What I Look For in a Spec Pilot
by Ken Levine
A few years ago, David Isaacs and I wrote a pilot for a major network. The development executive was new to the job. We turned in our first draft and heard he was very happy with it. Instead of going to the network for notes we would just do a conference call. The notes would be minimal. All the stuff that’s music to writers’ ears.
At the appointed time he got on the phone and was hugely complimentary. “It’s amazing how you guys introduced the premise and characters and set up the story and it all flowed, it never felt forced. We learned a lot about the characters along the way, and you got it all in in 46 pages.”
I know the appropriate answer would have been thank you and leave it at that. But for some reason I couldn’t do that. What I said instead was this:
“Thank you. That’s great to hear. But… that’s the job. We were just fulfilling the assignment. All of your pilots should come back like that. If not, you’re hiring the wrong writers.”

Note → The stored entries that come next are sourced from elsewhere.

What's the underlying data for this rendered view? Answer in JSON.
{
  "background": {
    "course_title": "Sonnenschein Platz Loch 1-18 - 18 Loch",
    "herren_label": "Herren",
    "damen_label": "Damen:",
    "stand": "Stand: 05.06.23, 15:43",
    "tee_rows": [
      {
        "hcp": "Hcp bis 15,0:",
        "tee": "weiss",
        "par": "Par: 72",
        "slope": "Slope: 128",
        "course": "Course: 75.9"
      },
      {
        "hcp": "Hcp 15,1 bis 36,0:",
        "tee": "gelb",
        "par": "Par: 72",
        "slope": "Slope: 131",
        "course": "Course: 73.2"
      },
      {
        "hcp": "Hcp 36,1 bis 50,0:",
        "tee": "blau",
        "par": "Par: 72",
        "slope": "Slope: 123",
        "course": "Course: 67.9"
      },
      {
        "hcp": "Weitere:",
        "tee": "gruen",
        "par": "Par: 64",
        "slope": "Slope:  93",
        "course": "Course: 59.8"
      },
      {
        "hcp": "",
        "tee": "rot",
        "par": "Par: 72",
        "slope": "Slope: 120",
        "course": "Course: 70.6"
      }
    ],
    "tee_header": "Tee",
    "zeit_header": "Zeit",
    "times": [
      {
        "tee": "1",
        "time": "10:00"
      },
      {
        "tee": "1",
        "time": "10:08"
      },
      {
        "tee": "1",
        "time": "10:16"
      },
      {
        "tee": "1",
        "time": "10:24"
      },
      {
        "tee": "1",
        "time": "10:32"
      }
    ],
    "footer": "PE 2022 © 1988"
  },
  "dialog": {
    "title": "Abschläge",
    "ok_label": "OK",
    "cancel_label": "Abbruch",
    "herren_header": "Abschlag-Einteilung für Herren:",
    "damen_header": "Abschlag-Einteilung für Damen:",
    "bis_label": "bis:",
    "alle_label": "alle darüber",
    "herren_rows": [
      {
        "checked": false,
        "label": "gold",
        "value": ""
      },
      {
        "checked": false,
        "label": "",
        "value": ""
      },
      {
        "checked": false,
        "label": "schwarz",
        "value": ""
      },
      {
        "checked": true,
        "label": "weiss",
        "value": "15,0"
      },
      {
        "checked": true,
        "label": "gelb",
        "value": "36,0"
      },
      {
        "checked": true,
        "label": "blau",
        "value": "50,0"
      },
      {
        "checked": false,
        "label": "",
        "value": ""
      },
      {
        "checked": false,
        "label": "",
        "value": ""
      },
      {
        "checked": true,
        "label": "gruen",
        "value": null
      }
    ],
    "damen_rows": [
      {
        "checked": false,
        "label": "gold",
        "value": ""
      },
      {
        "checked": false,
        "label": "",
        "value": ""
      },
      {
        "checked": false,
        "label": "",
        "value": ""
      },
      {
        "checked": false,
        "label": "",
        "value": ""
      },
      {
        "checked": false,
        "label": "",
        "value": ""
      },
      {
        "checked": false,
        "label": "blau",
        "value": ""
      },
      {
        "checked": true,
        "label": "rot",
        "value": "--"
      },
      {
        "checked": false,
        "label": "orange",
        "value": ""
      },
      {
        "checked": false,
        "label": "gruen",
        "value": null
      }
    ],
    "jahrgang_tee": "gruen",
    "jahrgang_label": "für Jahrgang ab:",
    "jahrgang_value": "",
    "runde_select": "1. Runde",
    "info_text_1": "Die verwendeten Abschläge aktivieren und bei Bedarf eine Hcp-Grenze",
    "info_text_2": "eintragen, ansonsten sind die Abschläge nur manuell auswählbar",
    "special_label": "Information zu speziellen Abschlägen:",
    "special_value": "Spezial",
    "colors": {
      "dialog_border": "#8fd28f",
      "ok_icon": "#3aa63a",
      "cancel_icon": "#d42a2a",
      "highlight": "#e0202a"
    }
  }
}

He laughed and said I was probably right.
The point is, there is a level of craft that should go into pilots. Setting up the premise, introducing the characters, seamlessly weaving in the exposition, setting the tone, being funny, letting the audience know the direction the show will go in – these are REQUIREMENTS.
The trick is to do all of that and have the jokes be better, the characters more original, and the story more inventive than the other well-crafted pilots. What sets one pilot script above the others should be inspiration not professionalism.